Par Charles-Louis Detournay Christian MISSIA DIO le 5 novembre 2013                      Lien  
Creusant son sillon depuis le début des années 2000, Matthieu Bonhomme est devenu au fil des ans un des auteurs qui comptent aujourd'hui.

Après avoir marqué les esprits avec des albums tels que L’Age de raison (Alph-Art du meilleur premier album à Angoulême en 2003) ou avec des séries telles que Le Marquis d’Anaon et Messire Guillaume, Bonhomme a vu sa carrière prendre un nouvel élan grâce au succès critique et public d’Esteban.

Matthieu Bonhomme ("Esteban") : "Je veux m'échapper de mon quotidien en dessinant. "
Messire Guillaume
Par Bonhomme & de Bonneval (c) Dupuis

Le tome 5 d’Esteban fait votre actualité. Pourriez-vous revenir sur la genèse de ce projet ?

Matthieu Bonhomme : Esteban est chez Dupuis depuis trois albums mais les premiers tomes ont d’abord été publiés chez Milan. À l’origine, j’avais créé cette série pour qu’elle soit publiée dans la revue Capsule cosmique, un journal qui avait été créé par des gens très proches de moi, des amis, des auteurs, où elle fut publiée pendant deux ans, entre 2004 et 2006. Mes amis voulaient m’embarquer dans l’organisation de cette folle entreprise, mais je ne me sentais pas rédacteur. Ils m’ont donc proposé de réaliser ce que j’aimais, un court récit pour la jeunesse. Porté par cette confiance, j’ai donc entamé Esteban, une histoire que j’avais en tête depuis longtemps. Ce journal a intéressé les éditions Milan car il proposait une publication pour la jeunesse avec une image de marque très forte. Ils ont ensuite proposé d’éditer les séries en album, et parmi ceux-là, le premier Esteban, puis le deuxième. Alors que je voulais travailler sur le T3 qui devait conclure cette trilogie, Capsule Cosmique s’est arrêté, et ce n’est que bien plus tard qu’Esteban est entré dans le journal Spirou, suite au changement de rédacteur en chef qui eu lieu il y a quatre ans avec l’arrivée de Frédéric Niffle.

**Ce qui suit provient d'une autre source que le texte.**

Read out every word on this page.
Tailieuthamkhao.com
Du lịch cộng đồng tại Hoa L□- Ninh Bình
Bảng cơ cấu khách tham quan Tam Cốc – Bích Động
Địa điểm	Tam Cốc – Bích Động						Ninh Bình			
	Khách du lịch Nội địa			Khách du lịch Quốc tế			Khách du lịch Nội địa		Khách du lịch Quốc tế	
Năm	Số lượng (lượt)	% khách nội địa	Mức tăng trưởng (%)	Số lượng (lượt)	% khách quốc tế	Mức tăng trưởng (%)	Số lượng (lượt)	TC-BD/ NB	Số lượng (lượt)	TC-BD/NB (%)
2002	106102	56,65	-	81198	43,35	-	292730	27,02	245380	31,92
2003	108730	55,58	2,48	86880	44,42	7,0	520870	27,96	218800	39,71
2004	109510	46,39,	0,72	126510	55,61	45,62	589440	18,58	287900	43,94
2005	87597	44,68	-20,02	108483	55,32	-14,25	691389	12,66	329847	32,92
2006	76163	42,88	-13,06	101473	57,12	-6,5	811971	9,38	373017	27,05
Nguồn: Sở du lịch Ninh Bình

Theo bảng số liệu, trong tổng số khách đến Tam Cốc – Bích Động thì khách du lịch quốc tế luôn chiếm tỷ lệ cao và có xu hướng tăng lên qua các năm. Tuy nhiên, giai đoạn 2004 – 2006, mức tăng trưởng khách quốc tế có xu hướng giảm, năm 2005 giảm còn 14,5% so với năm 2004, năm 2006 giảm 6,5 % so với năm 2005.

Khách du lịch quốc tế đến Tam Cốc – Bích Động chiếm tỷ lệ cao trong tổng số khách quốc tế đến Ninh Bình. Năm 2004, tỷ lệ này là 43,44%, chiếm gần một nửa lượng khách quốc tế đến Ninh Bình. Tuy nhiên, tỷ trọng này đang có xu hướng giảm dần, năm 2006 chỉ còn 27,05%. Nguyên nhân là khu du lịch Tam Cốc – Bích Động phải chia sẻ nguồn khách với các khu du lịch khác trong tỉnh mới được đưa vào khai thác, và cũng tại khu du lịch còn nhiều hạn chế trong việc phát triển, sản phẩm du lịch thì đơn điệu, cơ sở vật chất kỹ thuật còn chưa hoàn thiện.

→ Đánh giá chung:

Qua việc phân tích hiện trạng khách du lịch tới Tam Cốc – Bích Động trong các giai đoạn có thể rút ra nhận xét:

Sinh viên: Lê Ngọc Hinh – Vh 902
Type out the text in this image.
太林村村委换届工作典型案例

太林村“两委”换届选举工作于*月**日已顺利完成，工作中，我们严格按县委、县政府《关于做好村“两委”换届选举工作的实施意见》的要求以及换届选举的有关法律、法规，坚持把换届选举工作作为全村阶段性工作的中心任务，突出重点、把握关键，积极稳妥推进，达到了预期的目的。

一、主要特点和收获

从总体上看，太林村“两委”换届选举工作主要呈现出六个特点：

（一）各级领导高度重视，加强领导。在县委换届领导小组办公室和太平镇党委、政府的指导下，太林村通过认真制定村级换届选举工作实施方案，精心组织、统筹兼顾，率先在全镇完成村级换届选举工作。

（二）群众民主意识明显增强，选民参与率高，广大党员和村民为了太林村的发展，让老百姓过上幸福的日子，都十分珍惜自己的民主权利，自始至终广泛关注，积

Comment s’est réalisée cette transition ?

À l’arrêt de Capsule Cosmique, j’ai assisté à un ballet éditorial avec des personnes que je n’avais pas vraiment connues. Milan voulait bien prolonger la série car elle se vendait, sans pourtant être vraiment défendue en librairie. J’en étais à entamer le tome 3 lorsque que Milan fut racheté Treize Étrange qui fut ensuite repris par Glénat. Je ne savais plus du tout où j’en étais. À l’époque, je faisais déjà Messire Guillaume pour le Journal de Spirou et j’avais fait mes premières armes chez eux. Puis est arrivé Niffle que je connaissais également et qui désirais que je propose de nouvelles choses. J’étais très touché, mais je ne voyais pas trop ce que je pouvais leur proposer. C’est alors que nous nous sommes rendus compte que nous pouvions poursuivre Esteban dans ce journal car je n’avais aucune obligation contractuelle pour le tome 3. Cela me convenait, car je voulais proposer une BD tout public, je n’aurais rien eu à changer si Esteban passait dans Spirou. Pour Dupuis, ce n’était pas facile de lancer un tome 3 alors que les deux précédents étaient publiés ailleurs. Mais finalement, cet éditeur a récupéré les droits des deux premiers albums car Milan, racheté entretemps par Bayard, ne voyait plus vraiment comment exploiter cette tranche du lectorat. Aujourd’hui, je publie le cinquième tome d’une collection réunifiée.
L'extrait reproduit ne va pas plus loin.